Secret Societies about its origin’s and definition
Tuesday, February 5th, 2008By a secret society was formerly meant a society which was known to exist, but whose members and places of meetings were not publicly known. Today, we understand by a secret society, a society with secrets, having a ritual demanding an oath of allegiance and secrecy, prescribing ceremonies of a religious character, such as the use of the Bible, either by extracts therefrom, or by its being placed an altar within a lodge-room, by the use of prayers, of hymns, of religious signs and symbols, special funeral services, etc.(Rosen, “The Catholic Church and Secret Societies,” p. 2).
Raich gives a more elaborate description: “Secret societies are those organizations which completely conceal their rules, corporate activity, the names of their members, their signs, passwords and usages from outsiders or the ‘profane.’ As a rule, the members of these societies are bound to the strictest secrecy concerning all the business of the association by oath or promise or word of honour, and often under the threat of severe punishment in case of its violation.
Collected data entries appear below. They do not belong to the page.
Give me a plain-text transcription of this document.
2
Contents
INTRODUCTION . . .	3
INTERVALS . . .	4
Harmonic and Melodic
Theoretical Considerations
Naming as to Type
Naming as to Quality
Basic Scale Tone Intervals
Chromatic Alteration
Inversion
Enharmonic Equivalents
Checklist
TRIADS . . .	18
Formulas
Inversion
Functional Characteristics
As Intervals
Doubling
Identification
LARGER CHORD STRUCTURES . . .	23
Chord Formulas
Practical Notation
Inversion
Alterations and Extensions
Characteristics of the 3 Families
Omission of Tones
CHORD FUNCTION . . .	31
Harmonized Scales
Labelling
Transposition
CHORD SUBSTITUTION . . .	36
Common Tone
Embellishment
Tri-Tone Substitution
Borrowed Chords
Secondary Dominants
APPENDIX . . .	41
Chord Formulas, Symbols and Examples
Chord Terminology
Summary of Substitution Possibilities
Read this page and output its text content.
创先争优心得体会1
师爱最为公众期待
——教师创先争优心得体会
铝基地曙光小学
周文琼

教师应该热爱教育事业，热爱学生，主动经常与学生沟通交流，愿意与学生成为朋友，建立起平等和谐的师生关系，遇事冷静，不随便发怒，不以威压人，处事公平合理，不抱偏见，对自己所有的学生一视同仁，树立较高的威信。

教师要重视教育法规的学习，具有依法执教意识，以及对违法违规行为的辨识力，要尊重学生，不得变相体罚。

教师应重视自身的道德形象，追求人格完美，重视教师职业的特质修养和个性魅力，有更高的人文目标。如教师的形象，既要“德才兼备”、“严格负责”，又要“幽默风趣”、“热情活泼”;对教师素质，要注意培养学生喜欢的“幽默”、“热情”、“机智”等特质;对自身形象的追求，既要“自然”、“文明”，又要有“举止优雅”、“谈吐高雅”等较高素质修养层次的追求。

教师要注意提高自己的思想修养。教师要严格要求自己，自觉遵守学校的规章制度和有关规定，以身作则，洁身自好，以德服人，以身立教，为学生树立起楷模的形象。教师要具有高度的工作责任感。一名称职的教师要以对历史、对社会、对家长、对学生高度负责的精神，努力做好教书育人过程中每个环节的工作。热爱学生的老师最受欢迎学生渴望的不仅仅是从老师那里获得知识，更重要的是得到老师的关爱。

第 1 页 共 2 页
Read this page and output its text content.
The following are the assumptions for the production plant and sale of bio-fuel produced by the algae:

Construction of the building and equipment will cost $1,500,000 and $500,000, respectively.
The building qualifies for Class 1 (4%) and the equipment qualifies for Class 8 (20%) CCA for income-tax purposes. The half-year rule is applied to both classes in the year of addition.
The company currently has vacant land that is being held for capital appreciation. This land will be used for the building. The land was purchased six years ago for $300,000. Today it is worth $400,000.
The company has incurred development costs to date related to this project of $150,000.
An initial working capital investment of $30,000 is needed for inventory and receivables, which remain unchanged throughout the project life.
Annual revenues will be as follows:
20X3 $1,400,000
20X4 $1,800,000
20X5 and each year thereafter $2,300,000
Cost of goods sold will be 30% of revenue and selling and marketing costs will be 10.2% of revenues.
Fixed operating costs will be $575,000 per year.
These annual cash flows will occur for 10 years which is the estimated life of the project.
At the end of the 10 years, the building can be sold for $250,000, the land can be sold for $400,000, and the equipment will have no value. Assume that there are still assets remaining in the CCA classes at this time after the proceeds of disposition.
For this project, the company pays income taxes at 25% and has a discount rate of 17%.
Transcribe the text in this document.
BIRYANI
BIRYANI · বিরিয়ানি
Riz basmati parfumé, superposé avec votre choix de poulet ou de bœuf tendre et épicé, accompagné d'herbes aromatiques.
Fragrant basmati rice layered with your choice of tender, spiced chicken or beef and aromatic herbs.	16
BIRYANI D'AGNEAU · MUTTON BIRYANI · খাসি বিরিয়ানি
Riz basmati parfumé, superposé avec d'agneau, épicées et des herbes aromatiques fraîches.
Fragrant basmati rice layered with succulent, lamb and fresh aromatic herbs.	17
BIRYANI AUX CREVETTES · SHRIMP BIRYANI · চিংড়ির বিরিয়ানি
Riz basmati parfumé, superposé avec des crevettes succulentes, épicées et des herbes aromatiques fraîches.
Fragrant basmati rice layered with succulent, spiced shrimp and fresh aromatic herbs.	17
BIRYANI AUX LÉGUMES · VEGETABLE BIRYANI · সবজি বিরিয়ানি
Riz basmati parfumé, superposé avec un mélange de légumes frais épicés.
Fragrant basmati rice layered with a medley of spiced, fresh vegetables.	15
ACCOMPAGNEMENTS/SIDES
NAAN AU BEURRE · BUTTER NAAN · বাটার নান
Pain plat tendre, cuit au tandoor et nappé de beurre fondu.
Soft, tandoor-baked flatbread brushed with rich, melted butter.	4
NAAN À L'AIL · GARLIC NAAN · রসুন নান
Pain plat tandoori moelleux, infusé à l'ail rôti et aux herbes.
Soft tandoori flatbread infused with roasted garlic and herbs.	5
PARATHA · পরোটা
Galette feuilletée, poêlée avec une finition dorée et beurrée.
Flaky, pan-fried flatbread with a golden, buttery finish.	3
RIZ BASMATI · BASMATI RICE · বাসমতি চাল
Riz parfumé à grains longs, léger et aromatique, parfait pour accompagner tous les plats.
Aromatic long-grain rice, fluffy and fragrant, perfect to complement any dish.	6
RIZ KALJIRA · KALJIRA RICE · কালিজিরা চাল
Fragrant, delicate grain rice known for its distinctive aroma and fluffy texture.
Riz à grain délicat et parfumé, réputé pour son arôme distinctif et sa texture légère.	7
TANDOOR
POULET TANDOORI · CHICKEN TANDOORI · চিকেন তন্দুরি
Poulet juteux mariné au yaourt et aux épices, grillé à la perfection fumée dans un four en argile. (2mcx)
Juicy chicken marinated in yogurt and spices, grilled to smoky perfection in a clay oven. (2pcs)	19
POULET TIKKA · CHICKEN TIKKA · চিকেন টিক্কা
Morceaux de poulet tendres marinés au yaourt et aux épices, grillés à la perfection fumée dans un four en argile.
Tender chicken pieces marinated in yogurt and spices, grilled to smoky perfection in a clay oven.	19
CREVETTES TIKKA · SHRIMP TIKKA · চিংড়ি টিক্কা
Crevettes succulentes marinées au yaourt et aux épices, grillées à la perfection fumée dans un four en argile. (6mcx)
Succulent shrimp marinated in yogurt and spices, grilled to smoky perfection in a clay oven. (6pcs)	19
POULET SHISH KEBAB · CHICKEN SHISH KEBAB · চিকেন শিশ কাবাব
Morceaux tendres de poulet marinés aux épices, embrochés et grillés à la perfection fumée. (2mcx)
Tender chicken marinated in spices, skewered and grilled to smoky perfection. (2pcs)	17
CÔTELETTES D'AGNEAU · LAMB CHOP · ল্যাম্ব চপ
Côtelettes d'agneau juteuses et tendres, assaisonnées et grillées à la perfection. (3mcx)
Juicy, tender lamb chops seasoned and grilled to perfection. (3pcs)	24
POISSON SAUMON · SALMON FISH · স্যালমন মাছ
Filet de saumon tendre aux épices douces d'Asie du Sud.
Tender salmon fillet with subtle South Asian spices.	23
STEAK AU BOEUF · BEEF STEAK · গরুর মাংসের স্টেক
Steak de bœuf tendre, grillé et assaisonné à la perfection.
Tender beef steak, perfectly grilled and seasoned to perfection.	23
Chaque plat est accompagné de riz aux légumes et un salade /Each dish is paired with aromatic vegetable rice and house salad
If such secret society has higher and lower degrees, the members of the higher degree must be equally careful to conceal their secrets from their brethren of a lower degree. Incertain secret societies, the members are not allowed to know even the names of their highest officers. Secret societies were founded to promote certain ideal aims, to be obtained not by violent but by moral measures.
By this, they are distinguished from conspiracies and secret plots which are formed to attain a particular object through violent means. Secret societies may be religious, scientific, political or social” (Kirchenlex., V, p. 519). Narrowing the definition still more to the technical meaning of secret societies (societates clandestinae) in ecclesiastical documents, Archbishop Katzer in a Pastoral (20 Jan., 1895) says: “The Catholic Church has declared that she considers those societies illicit and forbidden which unite their members for the purpose of conspiring against the State or Church; demand the observance of secrecy to such an extent that it must be maintained even before the rightful ecclesiastical authority; exact an oath from their members or a promise of blind and absolute obedience; make use of a ritual and ceremonies that constitute them sects.